By Steve Blanchard - June 08, 2020
Inclusion is an important value to LaTanya Scott. As a Ph.D. and Associate Director of Industry Alliances at Moffitt Cancer Center, Scott works with a wide range of people from all different backgrounds. Respecting each person’s individual perspectives matters to her, especially as a gay and Black woman.
“My team and I work on collaborating between industry partners and faculty and staff at Moffitt,” Scott said. “We work with companies with the same goals as ours – to treat and cure cancer. It makes the job easier when you know that you can be who you are without worrying if a manager or a member of leadership has an issue with your sexuality, race or anything else. It’s more conducive to achieving our goals on a daily basis.”
While June is Lesbian, Gay, Bisexual, Transgender and Queer (LGBTQ) Pride Month, Scott takes comfort in knowing that LGBTQ team members are celebrated throughout the year at Moffitt. When the cancer center adopted its core values of compassion, drive, excellence, imagination and inclusion in 2018, it solidified her respect for the institution.
“Moffitt has always been about being on the cutting edge and putting our patients first,” Scott said. “That remains important and core to our mission. But what’s coming more to the forefront now is making sure everyone is more aware of each other’s unique perspectives and what is ingrained within us, no matter our role. I really love our whole values campaign.”
And the values aren’t just important to our team members. In 2015, Chrys Bundy, who is now the President of St. Pete Pride’s Board of Directors, was treated at Moffitt when he was diagnosed with non-Hodgkin lymphoma.
“I can’t begin to describe how different my experience was at Moffitt compared to other hospitals,” he said. “The proactive scheduling, the availability of my treatment team, the compassion and professionalism was out of this world. I didn’t think a lot about the cancer. It was six months of my life that were incredibly difficult physically, but I always knew my entire care team, not just an answering service, was a phone call away.”

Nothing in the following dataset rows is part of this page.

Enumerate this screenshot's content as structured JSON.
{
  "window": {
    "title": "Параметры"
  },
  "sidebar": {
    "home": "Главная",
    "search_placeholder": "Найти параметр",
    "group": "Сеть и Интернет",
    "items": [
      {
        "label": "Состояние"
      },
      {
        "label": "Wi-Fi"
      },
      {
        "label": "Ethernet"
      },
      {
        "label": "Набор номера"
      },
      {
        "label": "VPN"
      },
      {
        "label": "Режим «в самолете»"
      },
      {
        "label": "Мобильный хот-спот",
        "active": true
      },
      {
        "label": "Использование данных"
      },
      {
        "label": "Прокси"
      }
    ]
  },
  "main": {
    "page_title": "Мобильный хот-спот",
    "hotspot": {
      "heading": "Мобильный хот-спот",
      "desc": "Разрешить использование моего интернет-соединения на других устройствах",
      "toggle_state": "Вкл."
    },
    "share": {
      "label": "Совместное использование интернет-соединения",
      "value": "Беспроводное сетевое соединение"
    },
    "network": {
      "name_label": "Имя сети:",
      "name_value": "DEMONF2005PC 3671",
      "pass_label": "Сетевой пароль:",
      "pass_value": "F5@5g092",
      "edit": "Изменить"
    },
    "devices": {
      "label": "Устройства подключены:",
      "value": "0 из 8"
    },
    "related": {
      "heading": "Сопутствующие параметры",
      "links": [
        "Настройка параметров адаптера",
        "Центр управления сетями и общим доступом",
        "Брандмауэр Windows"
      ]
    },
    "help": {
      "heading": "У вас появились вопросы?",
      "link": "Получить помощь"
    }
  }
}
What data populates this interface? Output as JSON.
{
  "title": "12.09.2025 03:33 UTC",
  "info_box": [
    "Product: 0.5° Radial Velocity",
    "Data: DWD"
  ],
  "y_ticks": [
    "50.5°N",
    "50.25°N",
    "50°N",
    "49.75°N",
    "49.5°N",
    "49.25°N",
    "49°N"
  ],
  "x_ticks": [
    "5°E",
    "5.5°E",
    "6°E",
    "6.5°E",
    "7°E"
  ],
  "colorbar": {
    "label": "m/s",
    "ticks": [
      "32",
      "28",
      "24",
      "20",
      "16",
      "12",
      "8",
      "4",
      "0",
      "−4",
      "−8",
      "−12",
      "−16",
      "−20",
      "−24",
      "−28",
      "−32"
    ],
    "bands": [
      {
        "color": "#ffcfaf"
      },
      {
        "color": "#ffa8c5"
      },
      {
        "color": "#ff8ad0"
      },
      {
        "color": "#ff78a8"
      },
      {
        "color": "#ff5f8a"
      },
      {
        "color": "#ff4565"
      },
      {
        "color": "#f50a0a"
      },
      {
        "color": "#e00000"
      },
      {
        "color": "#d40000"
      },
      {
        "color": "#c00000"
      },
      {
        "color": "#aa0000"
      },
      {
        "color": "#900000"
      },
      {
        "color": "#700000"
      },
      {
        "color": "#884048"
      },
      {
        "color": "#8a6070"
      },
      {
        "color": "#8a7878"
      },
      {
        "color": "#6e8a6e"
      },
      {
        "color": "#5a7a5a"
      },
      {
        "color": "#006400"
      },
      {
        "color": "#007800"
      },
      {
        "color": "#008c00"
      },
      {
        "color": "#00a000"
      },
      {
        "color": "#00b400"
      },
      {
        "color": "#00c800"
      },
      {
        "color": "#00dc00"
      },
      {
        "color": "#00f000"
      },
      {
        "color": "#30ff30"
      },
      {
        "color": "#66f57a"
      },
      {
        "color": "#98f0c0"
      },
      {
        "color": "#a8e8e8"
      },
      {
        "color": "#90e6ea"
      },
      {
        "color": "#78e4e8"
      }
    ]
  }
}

Thankfully throughout his cancer journey, Bundy had his biggest fan by his side, his husband, Robert.
“Had I gotten sick, perhaps in a less inclusive part of the country that wasn’t as accepting of my husband, he likely would not have been permitted to stay overnight in my hospital room or interact with my doctors and nurses as my caregiver,” Bundy said.
Moffitt’s commitment to LGBTQ equality hasn’t gone unnoticed. Each year the cancer center participates in Tampa Pride and St. Pete Pride, both of which have been canceled this year due to the COVID-19 pandemic. And for eight consecutive years, Moffitt was named a Leader in Healthcare Equality by the Human Rights Campaign Foundation. In 2019 Moffitt scored a 100 on the organization’s Healthcare Equality Index, which included a higher benchmark, requiring organizations to demonstrate that they offer at least one companywide health insurance plan that provides transgender-inclusive coverage.
The 2020 Healthcare Equality Index results are expected later in June.
Moffitt’s ongoing recognition of the LGBTQ community and offering a comfortable environment of respect is important to team members, patients and the community as a whole, according to Dr. B. Lee Green, vice president of Diversity, Public Relations and Strategic Communications.
"Individuals faced with a cancer diagnosis should not be concerned about being treated negatively because of their sexual orientation."- Dr. B. Lee Green, vice president of Diversity, Public Relations and Strategic Communications
“As we all know, cancer does not care what you look like, where you live, who you worship, the color of your skin or who you love,” Green said. “We live the value of inclusion each and every day. Individuals faced with a cancer diagnosis should not be concerned about being treated negatively because of their sexual orientation.”
For Scott, who has been a team member at Moffitt since she joined as a post doc in 2008, the ongoing leadership at the cancer center has evolved and is constantly improving in a way that makes LGBTQ people more welcome and more comfortable than ever before.
“I’ve been fortunate enough to have colleagues, co-workers and staff who have always been open, welcoming and inclusive,” Scott said. “No matter where I’ve been, it’s been about producing research. Everything else is secondary. No one has to be closeted and everyone can be themselves without fear of repercussions. And that’s key to making sure we achieve our goal of combat and cure this disease.”